Este pequeno resgate de obras e autores pouco conhecidos no mundo ocidental, é claro, não quer ser exatamente um guia definitivo, mas apenas um ponto de partida para entender melhor a ficção científica escrita fora da esfera cultural do ocidente. Pode-se encontrar obras assim também no Japão e na China, na Indonésia e mesmo em países muçulmanos. O importante é a consciência de que especular sobre o futuro, a ciência e a tecnologia não é necessariamente uma característica do mundo capitalista, mas um traço comum à maioria das sociedades humanas, excetuando-se talvez as mais simples e arcaicas.



Sugestões de leituras:

Blog Leitura Escrita. Fluxograma para um leitor iniciante de ficção científica e fantasia. http://leituraescrita.com.br/2011/10/07/fluxograma-para-um-leitor-iniciante-de-ficcao-cientifica-e-fantasia/

BULGAKOV, Mikhail. Um Coração de Cachorro e Outras Novelas. São Paulo: EdUSP, 2010.

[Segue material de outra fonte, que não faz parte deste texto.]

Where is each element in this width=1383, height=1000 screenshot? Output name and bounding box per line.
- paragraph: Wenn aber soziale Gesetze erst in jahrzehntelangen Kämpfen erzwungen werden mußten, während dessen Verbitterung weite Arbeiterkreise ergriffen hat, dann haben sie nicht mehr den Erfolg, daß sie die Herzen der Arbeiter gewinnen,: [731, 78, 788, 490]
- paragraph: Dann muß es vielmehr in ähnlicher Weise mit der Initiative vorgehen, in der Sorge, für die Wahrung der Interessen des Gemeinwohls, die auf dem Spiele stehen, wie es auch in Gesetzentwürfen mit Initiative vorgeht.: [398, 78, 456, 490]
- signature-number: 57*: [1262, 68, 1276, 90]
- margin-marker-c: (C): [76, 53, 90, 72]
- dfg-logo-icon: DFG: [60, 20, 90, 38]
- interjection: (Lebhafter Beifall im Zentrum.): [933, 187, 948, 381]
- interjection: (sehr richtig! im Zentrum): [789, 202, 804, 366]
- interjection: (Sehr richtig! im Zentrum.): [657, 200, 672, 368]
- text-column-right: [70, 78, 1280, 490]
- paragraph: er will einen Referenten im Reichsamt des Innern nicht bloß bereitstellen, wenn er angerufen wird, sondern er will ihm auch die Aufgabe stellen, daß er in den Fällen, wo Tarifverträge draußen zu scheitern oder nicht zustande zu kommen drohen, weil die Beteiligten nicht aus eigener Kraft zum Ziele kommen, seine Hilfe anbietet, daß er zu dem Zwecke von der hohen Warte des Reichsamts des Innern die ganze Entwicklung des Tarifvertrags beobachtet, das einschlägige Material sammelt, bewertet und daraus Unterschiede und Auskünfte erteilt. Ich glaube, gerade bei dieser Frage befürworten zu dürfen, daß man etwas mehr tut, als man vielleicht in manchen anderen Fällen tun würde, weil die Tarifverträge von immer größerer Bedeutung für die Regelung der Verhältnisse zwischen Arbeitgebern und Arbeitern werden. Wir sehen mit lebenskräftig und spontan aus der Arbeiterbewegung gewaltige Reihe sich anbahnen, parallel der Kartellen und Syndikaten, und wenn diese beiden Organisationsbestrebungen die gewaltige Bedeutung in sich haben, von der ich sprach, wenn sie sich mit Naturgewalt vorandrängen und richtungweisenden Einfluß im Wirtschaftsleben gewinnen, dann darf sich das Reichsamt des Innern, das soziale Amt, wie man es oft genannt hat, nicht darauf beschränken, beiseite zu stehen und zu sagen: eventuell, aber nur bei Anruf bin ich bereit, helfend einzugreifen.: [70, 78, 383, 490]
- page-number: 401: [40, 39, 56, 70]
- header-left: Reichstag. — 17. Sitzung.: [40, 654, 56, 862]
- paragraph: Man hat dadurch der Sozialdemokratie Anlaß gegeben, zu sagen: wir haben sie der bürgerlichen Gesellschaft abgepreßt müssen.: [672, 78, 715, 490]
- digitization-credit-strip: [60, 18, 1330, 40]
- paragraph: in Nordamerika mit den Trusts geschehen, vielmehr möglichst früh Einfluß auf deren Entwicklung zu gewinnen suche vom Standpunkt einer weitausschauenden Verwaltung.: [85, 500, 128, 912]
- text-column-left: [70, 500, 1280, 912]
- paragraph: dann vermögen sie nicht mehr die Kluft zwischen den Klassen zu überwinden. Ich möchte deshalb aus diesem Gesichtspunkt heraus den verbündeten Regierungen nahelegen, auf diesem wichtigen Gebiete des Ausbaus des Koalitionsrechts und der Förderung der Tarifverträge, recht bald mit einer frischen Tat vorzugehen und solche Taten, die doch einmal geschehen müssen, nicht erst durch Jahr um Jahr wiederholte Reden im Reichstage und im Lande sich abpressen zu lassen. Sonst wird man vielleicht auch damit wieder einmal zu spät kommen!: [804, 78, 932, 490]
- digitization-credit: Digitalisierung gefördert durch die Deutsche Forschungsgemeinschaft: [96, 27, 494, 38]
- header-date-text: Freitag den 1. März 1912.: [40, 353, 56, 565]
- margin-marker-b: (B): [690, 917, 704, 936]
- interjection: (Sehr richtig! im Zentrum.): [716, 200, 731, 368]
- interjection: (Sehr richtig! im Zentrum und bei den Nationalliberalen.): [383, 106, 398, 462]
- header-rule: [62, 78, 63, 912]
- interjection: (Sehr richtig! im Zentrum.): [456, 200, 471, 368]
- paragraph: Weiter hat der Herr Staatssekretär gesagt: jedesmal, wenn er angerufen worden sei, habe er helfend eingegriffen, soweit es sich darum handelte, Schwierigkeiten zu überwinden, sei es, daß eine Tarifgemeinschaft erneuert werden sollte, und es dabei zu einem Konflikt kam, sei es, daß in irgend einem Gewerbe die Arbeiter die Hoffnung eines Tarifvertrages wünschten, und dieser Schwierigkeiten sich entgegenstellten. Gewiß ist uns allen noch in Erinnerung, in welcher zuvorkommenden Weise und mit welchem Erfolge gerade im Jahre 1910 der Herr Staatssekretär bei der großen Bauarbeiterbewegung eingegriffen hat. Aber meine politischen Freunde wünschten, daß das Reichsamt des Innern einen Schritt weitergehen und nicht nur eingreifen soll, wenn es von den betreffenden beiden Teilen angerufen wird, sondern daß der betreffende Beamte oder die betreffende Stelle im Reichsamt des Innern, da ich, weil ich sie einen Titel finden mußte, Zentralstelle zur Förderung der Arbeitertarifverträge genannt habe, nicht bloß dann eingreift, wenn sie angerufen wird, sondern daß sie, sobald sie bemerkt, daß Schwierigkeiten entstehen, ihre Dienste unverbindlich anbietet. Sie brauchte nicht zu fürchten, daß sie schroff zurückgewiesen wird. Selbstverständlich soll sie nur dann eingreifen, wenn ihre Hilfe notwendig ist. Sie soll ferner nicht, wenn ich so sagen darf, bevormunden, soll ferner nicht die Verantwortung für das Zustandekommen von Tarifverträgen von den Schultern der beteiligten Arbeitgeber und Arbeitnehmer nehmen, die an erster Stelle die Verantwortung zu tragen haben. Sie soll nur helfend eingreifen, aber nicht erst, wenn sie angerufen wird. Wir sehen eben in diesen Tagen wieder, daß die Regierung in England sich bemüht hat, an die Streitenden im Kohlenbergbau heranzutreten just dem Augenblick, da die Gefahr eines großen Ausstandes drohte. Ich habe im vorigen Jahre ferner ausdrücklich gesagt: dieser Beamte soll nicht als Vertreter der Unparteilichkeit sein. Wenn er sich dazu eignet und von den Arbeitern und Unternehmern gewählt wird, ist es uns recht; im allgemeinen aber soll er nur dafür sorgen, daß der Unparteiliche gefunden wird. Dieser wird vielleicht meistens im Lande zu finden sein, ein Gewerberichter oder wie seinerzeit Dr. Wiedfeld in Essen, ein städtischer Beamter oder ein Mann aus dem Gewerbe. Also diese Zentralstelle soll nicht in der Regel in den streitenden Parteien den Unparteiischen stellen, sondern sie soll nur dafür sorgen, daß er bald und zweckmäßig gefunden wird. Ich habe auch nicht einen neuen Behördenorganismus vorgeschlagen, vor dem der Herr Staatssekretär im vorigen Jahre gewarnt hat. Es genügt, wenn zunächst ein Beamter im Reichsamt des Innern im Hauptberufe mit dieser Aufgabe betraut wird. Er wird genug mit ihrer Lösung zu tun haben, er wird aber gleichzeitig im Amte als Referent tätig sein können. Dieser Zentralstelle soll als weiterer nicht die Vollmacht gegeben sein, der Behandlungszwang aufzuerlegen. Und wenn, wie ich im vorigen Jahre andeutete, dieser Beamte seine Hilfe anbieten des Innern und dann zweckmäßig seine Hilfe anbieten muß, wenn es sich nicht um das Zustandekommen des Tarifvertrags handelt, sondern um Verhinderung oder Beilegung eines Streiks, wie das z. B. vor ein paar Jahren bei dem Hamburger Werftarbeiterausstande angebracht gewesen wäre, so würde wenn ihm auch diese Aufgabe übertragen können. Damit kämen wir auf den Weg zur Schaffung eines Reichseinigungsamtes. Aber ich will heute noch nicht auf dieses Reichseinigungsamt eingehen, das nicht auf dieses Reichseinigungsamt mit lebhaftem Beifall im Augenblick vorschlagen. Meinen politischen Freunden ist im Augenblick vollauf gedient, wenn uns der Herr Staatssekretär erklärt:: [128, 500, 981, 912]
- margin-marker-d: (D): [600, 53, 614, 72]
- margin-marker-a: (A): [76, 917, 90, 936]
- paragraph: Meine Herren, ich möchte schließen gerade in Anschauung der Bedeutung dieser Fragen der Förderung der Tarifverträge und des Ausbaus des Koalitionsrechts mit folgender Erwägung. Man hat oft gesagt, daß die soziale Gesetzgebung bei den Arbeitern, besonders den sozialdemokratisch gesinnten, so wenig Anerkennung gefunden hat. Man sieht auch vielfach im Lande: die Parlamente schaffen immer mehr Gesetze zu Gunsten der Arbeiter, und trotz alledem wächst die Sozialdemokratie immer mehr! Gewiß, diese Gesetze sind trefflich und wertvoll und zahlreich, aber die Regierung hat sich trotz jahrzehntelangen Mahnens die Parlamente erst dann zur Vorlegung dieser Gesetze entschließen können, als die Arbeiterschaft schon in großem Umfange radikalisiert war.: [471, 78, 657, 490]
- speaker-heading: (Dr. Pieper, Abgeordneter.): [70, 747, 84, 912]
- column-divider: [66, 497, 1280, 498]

ZAMYATIN, Yevgeny. We. New York: Penguin, 1993.

LEM, Stanislaw. Solaris. Rio de Janeira: Relume-Dumará, 2003.

_____________. Cyberiad. San Diego: Harcourt, 2002.

STRUGATSKY, Arkady, & STRUGATSKY, Boris. Roadside Picnic. Chicago: Chicago Review Press, 2012.

PELEVIN, Victor. Omon-Ra. New York: New Directions, 1998.

SOROKIN, Vladmir. Day of the Oprichnik. New York: Farras, Straus and Giroux, 2011.